I declared a simple aggregate on two columns (here it doesn't aggregate, for simplicity, it just returns 42).
START TRANSACTION;
CREATE table test (customer int, d string, n int);
INSERT INTO test VALUES(1,'2015-01-01', 100);
INSERT INTO test VALUES(1, '2015-01-02', 100);
INSERT INTO test VALUES(2, '2015-01-03', 100);
INSERT INTO test VALUES(2, '2015-01-01', 100);
INSERT INTO test VALUES(2, '2015-01-02', 100);
CREATE AGGREGATE sow(d string, n int) RETURNS DOUBLE LANGUAGE R {
# aggregation function is constant, not important here
sow_aggr <- function(df) {
42.0
}
df <- cbind(d,n)
as.vector(by(df, aggr_group, sow_aggr))
};
select customer, sow(d,n) from test group by customer;
ROLLBACK;
+----------+--------------------------+
| customer | L1 |
+==========+==========================+
| 1 | 42 |
| 2 | 42 |
+----------+--------------------------+
The result is what I had expected.
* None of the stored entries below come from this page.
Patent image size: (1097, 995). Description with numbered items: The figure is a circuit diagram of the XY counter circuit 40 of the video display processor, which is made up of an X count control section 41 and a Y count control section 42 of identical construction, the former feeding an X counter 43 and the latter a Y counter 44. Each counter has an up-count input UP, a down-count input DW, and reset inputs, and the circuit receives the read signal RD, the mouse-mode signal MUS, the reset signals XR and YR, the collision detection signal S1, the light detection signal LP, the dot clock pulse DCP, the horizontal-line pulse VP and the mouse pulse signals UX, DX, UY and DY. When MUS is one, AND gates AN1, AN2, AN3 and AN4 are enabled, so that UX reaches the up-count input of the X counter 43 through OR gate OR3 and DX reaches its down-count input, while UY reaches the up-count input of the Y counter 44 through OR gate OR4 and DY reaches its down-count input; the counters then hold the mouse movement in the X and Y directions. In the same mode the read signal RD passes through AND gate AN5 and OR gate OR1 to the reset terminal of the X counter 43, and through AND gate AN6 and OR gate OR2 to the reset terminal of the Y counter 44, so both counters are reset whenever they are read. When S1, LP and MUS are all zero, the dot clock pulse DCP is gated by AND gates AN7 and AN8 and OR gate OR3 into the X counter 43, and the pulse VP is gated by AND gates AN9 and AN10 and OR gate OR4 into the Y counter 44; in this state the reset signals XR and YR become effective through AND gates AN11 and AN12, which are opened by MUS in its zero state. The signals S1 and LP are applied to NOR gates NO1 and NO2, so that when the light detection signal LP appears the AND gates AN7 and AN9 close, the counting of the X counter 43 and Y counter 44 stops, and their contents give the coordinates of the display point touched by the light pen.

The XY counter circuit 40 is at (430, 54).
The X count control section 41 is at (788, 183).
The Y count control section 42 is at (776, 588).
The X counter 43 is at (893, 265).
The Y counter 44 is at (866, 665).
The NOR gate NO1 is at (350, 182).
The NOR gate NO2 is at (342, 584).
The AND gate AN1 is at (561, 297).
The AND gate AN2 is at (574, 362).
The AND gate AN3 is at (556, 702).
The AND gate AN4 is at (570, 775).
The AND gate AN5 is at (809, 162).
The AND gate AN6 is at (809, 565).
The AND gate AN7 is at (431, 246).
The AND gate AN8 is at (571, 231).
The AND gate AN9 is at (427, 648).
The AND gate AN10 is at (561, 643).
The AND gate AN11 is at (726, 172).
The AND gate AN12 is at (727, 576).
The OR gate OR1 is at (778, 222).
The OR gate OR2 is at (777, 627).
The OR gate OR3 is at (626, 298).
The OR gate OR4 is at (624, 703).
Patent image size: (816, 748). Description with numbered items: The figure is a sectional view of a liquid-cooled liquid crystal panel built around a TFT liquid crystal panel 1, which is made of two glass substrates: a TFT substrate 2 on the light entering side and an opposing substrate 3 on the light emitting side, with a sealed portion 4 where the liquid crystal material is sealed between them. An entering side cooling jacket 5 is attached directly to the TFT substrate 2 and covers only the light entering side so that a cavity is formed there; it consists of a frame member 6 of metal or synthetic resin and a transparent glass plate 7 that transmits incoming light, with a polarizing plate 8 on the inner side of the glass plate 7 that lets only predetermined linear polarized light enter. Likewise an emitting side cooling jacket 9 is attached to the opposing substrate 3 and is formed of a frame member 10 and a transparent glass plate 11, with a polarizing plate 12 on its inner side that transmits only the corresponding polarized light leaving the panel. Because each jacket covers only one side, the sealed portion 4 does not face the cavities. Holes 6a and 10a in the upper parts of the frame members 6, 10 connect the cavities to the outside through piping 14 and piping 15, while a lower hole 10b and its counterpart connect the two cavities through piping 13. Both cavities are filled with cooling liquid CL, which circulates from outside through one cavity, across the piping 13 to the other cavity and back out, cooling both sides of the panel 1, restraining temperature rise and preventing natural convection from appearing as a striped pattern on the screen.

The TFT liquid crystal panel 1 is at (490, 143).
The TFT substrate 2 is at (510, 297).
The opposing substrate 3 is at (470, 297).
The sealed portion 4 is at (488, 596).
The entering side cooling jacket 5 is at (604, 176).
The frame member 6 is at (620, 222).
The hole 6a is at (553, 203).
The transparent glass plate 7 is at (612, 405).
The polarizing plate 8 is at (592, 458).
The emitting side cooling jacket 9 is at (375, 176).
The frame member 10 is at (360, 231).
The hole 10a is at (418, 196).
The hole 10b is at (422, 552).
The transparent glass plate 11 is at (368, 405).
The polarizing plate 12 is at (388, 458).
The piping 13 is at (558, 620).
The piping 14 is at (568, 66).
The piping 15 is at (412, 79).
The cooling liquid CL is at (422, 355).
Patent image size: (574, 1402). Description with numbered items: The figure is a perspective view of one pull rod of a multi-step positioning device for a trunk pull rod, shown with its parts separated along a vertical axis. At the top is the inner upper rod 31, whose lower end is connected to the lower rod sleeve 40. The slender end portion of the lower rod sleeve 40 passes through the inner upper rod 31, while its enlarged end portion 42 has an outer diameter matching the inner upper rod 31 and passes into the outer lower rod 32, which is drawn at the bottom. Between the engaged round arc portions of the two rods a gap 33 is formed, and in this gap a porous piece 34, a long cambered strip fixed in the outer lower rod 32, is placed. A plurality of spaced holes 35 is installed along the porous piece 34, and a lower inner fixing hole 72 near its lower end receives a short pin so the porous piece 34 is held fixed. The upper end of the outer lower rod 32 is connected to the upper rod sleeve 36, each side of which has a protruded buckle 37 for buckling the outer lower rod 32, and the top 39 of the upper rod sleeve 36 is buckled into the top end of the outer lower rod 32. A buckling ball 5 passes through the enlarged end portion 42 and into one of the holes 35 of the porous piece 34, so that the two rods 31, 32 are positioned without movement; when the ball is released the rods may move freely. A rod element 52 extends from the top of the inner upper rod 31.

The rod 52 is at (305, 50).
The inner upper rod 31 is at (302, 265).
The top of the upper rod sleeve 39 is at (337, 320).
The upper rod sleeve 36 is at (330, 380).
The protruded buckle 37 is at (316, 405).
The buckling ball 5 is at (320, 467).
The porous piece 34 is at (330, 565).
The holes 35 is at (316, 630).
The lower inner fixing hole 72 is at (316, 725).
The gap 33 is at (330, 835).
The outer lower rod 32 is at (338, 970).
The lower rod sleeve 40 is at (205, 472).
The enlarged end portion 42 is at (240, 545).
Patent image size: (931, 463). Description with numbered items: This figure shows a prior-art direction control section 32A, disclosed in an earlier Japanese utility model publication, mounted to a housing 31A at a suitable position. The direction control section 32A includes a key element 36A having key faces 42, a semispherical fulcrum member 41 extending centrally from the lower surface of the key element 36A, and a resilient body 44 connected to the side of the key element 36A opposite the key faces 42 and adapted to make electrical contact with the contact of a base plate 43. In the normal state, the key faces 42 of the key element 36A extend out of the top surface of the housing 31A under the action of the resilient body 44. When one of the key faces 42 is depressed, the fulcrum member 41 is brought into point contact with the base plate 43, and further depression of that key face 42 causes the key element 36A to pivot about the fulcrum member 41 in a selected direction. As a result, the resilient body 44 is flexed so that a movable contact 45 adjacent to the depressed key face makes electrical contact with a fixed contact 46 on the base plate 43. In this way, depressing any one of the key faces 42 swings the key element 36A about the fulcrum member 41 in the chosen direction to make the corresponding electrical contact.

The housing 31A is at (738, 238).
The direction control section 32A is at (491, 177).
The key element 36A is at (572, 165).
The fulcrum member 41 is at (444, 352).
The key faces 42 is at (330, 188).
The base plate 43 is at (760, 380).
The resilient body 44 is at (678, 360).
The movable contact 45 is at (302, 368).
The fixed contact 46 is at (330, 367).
That is true until table test is long 199999 tuples. When it's exactly 200000 tuples, I get:
Error running R expression. Error message: Error in tapply(seq_len(200000L), list(INDICES = c(0, 1, 2, 3, 4, 5, 6, :
arguments must have same length
Calls: as.data.frame ... by.data.frame -> structure -> eval -> eval -> tapply
I checked the vector aggr_group, and indeed it is not 200000 long, as it should be. Instead, it is just one longer than then number of distinct values for customer (the grouping column).